To facilitate multicenter trials, the US National Institutes of Health has long provided extramural funding to groups of clinical researchers investigating therapies for major diseases or organ groups such as asthma or kidney failure. The money for these disease-specific networks has historically gone toward establishing the infrastructure for trial investigators to consolidate data and research resources across geographically distributed sites, as well as toward annual meetings and training programs of collaborators. But networks focused on particular disease types or organ domains often suffer from a siloing of academic expertise. So, now, a new trend is afoot at the agency, as individual institutes aim to take a more interdisciplinary, multidisease approach to their clinical extramural programs.

The US National Institute of Neurological Disorders and Stroke (NINDS) is the latest institute to consider alternatives to the single-disease-network strategy. “We have over 400 diseases—some count even more—within our mission, so it's not feasible for us to have a network for each disease,” says Petra Kaufmann, director of the NINDS's Office of Clinical Research. In an effort to bring down costs and to pool resources and know-how across all the disease areas that fall under the institute's purview, in October the NINDS unveiled its new Network for Excellence in Neuroscience Clinical Trials, referred to colloquially as NeuroNEXT.

With 25 participating clinical sites across the US, the seven-year, $84 million network is intended to support biomarker-informed, exploratory clinical trials for a wide range of neurological disorders affecting both children and adults—and to potentially supplant existing trial networks devoted to Parkinson's disease and stroke once the funding for those runs dry. “There seemed to be a need to share expertise between disease areas, and we wanted something that would respond flexibly to opportunities as they arose in a number of disease areas,” says Kaufmann.

Networking event: Trialists team up. Credit: istockphoto

Unlike with previous networks funded by the institute, studies conducted through NeuroNEXT will go through a centralized institutional review board and share the same contract agreement forms, with both managed through an independent clinical coordinating center located at the Massachusetts General Hospital (MGH) in Boston. This should expedite trials moving from the planning stages to full participant recruitment, notes NeuroNEXT executive committee member Karen Marder, a neurologist at the Columbia University Medical Center in New York. “I don't know that any disease-specific network would be able to get that kind of buy-in as quickly,” she says. The first NeuroNEXT-supported study will be a $1.8 million trial looking for biomarkers associated with spinal muscular atrophy, and NINDS is currently accepting applications for other projects.

But NINDS is not the only institute looking to expand the umbrella of its collaborative clinical trial effort. The National Institute of Allergy and Infectious Diseases (NIAID), for one, is restructuring its HIV/AIDS clinical trials networks to create an infrastructure that can also handle other infectious diseases. Specifically, the institute plans to launch a new network focused on drug-resistant bacteria and emerging infectious diseases once the existing HIV/AIDS network grants expire in 2013.

“It really is a realization that we've had a successful model with HIV, and we're trying to get that extended to the non-HIV infectious diseases,” says NIAID director Anthony Fauci.
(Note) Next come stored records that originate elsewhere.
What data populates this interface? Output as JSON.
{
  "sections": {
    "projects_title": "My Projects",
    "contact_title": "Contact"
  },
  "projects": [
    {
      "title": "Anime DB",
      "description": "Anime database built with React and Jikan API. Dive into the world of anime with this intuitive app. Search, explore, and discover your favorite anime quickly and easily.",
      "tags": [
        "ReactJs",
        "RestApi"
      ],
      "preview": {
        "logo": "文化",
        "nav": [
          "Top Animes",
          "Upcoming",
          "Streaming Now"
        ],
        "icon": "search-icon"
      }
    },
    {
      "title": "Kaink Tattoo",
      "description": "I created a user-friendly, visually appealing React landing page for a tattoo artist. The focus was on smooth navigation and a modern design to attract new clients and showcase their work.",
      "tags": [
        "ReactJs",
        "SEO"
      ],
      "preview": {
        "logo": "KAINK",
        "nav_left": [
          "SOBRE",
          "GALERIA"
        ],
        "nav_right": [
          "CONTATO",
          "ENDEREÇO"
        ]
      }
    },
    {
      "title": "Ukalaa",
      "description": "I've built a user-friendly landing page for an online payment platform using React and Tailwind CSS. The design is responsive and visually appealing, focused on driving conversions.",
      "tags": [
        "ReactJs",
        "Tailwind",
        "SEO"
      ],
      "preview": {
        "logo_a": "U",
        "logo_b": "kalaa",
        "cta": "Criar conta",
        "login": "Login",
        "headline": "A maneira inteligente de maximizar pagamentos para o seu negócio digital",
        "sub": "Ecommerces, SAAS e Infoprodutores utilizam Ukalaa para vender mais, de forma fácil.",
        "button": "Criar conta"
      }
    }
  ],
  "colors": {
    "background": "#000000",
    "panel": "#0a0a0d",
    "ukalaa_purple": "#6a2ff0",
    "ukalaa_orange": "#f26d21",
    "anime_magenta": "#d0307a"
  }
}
The funding will be small at first—just $15 million per year, compared to $280 million for the HIV/AIDS networks. But “that's a good start,” Fauci says. “We're building it up slowly, and we're hoping it's successful.”

Cooperation is key

The US National Cancer Institute (NCI) probably has the most advanced multidisease network in the country with its Clinical Trials Cooperative Group Program, a $150-million-a-year effort that enrolled approximately 23,000 patients last year in trials run by some 3,100 institutions affiliated with ten independent networks. But responding to criticisms of crippling inefficiencies and severe underfunding (see Nat. Med. 16, 632, 2010), this 56-year-old stalwart of the NCI is being streamlined to include fewer cooperative groups with broader remits. Last month, the institute's board of scientific advisors voted unanimously to consolidate the existing networks—many of which were highly specialized on particular types of cancer—to a maximum of four adult groups and one pediatric group. The institute also plans to boost funding by $25 million per year and to rebrand the program simply the NCI Clinical Trials Network.

“What we really need is not a series of individual groups that sometimes work together but a network that always works together,” says James Doroshow, NCI's deputy director for clinical and translational research. “We think this will help in diminishing costs, but also errors.”

Even with the Cooperative Group Program's historic problems, Walter Koroshetz, deputy director of the NINDS, credits the NCI with inspiration for the new NeuroNEXT initiative. Notably, the NINDS is borrowing a legal instrument used the by cooperative groups to facilitate partnerships with industry. Through 'cooperative research and development agreements', or CRADAs, pharmaceutical companies can collaboratively run trials involving their proprietary drugs with NeuroNEXT while retaining full patent rights and data confidentiality. “This CRADA mechanism is critical,” says Koroshetz. “It enables the NeuroNEXT network to test the best therapies coming from both academia and industry... We couldn't do that before.”